To examine the effect of cells obtained from apoE−/− animals, spleen-derived MNCs from age-matched apoE−/− mice fed normal chow (2×107 cells per day) were transfused in splenectomized apoE−/− mice treated with high-cholesterol diet for 5 weeks. As displayed in Figure 2A, transfusion of apoE−/−-derived MNCs improved endothelium-dependent vasodilation after 7 days but was less effective than transfusion of MNCs obtained from wild-type animals (maximal relaxation: 75.0±3.4%; P<0.05 versus apoE−/− control and versus wild-type MNCs). Endothelium-independent vasorelaxation was not altered (Figure 2B).

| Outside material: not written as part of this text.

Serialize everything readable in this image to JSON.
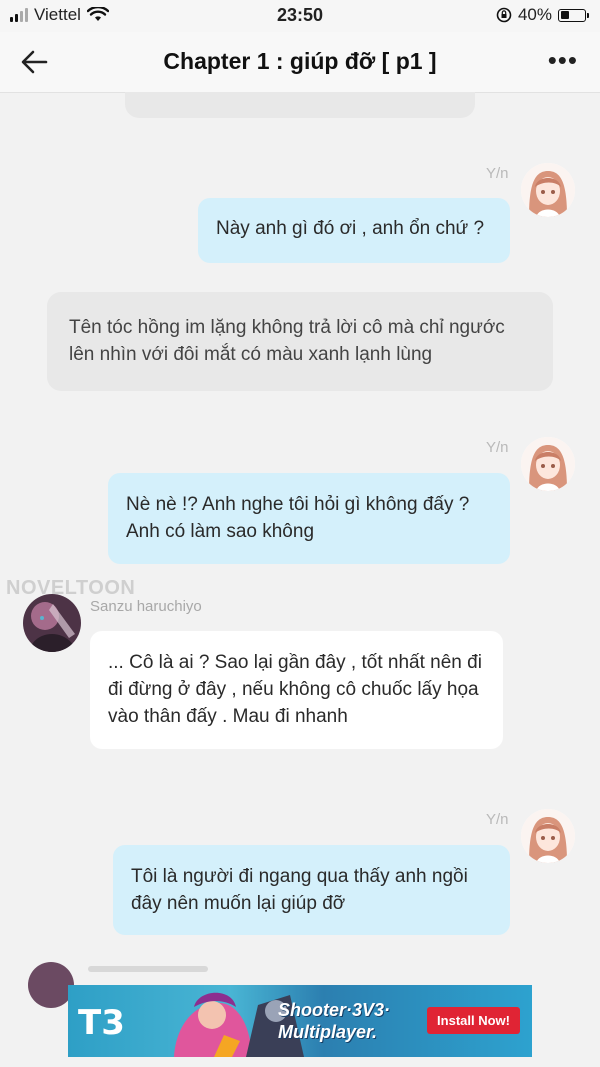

Duration of the Effect of Transfusion of Spleen-Derived MNCs on Endothelial Function
After splenectomy and treatment with high-cholesterol diet for 5 weeks, apoE−/− mice received 3 transfusions of spleen-derived MNCs from wild-type mice (2×107 cells per day) or cell-free saline intravenously on 3 consecutive days. To investigate the duration of the transfusion effect, endothelial function of aortic segments was assessed 14 and 45 days after the last transfusion, respectively. Figure 3 shows that endothelium-dependent vasodilation was still almost completely normalized 14 days after MNC transfusion (maximal relaxation: 14-day MNCs, 87.1±3.3%; P<0.05 versus apoE−/− control). Endothelium-dependent vasodilation was still significantly improved 45 days after the last transfusion of MNCs, indicating a stable effect on endothelial function, although the effect was not as pronounced as 7 and 14 days after MNC transfusion (maximal relaxation: 74.2±2.9%; P<0.05 versus apoE−/− control and versus 14-day MNCs) (Figure 3). Endothelium-independent vasorelaxation was not impaired as compared with wild-type mice and was not affected by MNC treatment after 14 and 45 days, respectively (data not shown).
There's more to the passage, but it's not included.